As for being over or under, the sliced pic that you thought was under would be considered over in my house. I eat backstrap at 135-138. Any higher and it just isn't the same.


----------



## 4pogo7 (Oct 15, 2015)

bmaddox said:


> I would do the ice water and boil water test to ensure it is work right. Then get another thermo as a back up. Even if it is a $10 digital one that takes a minute to read the temp you want to have something as a backup.
> 
> As for being over or under, the sliced pic that you thought was under would be considered over in my house. I eat backstrap at 135-138. Any higher and it just isn't the same.


Hey bmaddox, thanks for the advice. I do need to have a back up! Before I smoked a pork butt I tested it and it was working well.

On the note of over or under, thanks for the information! I have just never had that much blood when slicing up deer that I cook to 145, it was delicious though! And the only reason I cook it to that is because someone told me once that I should treat it like beef and that the USDA says to take it to 145 with a 3 minute rest period. I am fairly new to smoking and safe cooking temps, and with a young one and my wife I try to be safe. With that you can see why I thought it might have been under cooked. Thank you again!!


----------



## bmaddox (Oct 15, 2015)

4PoGo7 said:


> Hey bmaddox, thanks for the advice. I do need to have a back up! Before I smoked a pork butt I tested it and it was working well.
> 
> On the note of over or under, thanks for the information! I have just never had that much blood when slicing up deer that I cook to 145, it was delicious though! And the only reason I cook it to that is because someone told me once that I should treat it like beef and that the USDA says to take it to 145 with a 3 minute rest period. I am fairly new to smoking and safe cooking temps, and with a young one and my wife I try to be safe. With that you can see why I thought it might have been under cooked. Thank you again!!


I am right there with you about tying to be safe.

I make sure to freeze my backstrap for at least a month to kill any parasites. I know there is some risk when cooking it to medium rare but since I hunt, clean, process, and cook my own venison I feel pretty confident that it has been properly handled and can be safely cooked to a lower temp. Sometimes I will cook it sous vide which allows me to hold it at 135 long enough to make it 100% safe.
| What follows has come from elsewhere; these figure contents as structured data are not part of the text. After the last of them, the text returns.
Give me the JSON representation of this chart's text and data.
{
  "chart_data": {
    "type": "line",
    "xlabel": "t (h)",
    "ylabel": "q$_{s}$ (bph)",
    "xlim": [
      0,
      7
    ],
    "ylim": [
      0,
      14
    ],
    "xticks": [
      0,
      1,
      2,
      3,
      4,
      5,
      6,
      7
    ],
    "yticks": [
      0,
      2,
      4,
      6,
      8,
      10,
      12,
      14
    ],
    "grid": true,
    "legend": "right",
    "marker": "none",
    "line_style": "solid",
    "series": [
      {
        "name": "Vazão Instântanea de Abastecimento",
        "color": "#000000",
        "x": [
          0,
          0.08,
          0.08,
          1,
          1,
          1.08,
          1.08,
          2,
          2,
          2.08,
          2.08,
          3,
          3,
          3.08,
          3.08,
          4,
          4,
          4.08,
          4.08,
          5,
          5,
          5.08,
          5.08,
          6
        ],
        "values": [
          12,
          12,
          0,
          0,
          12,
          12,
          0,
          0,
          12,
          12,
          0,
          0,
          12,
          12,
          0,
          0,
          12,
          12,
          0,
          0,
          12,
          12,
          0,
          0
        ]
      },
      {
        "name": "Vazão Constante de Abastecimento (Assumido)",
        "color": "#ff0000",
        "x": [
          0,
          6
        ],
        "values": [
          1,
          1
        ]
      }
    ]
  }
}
Here is a thread on that:

http://www.smokingmeatforums.com/t/232279/sous-vide-and-smoked-venison-backstrap


----------



## 4pogo7 (Oct 15, 2015)

bmaddox said:


> I am right there with you about tying to be safe.
> 
> I make sure to freeze my backstrap for at least a month to kill any parasites. I know there is some risk when cooking it to medium rare but since I hunt, clean, process, and cook my own venison I feel pretty confident that it has been properly handled and can be safely cooked to a lower temp. Sometimes I will cook it sous vide which allows me to hold it at 135 long enough to make it 100% safe. Here is a thread on that:
> 
> http://www.smokingmeatforums.com/t/232279/sous-vide-and-smoked-venison-backstrap


Thank you very much!!

I too "hunt, clean, process, and cook my own venison." To me it's the only way to go. That way you know what IS and IS NOT in your meat. Thank you for posting the link!


----------



## bmaddox (Oct 15, 2015)

4PoGo7 said:


> That way you know what IS and IS NOT in your meat.


I could not agree with this statement more. I used to quarter my deer then take it to a butcher to process but there was never any guarantee that I got back my deer. Last year I finally decided to start doing it all myself, including grinding. It takes a lot of time but it is well worth it.


----------



## 4pogo7 (Oct 15, 2015)

bmaddox said:


> I could not agree with this statement more. I used to quarter my deer then take it to a butcher to process but there was never any guarantee that I got back my deer. Last year I finally decided to start doing it all myself, including grinding. It takes a lot of time but it is well worth it.


It does take a good amount of time to do it all yourself, but well worth it and it gets easier and faster the more you do it. My uncle got me started in deer hunting and he always processed his own so that is all I have ever done. I even make my own jerky and snack sticks. Speaking of which, it's been awhile since I have done either of those. I need to get out hunting soon!


----------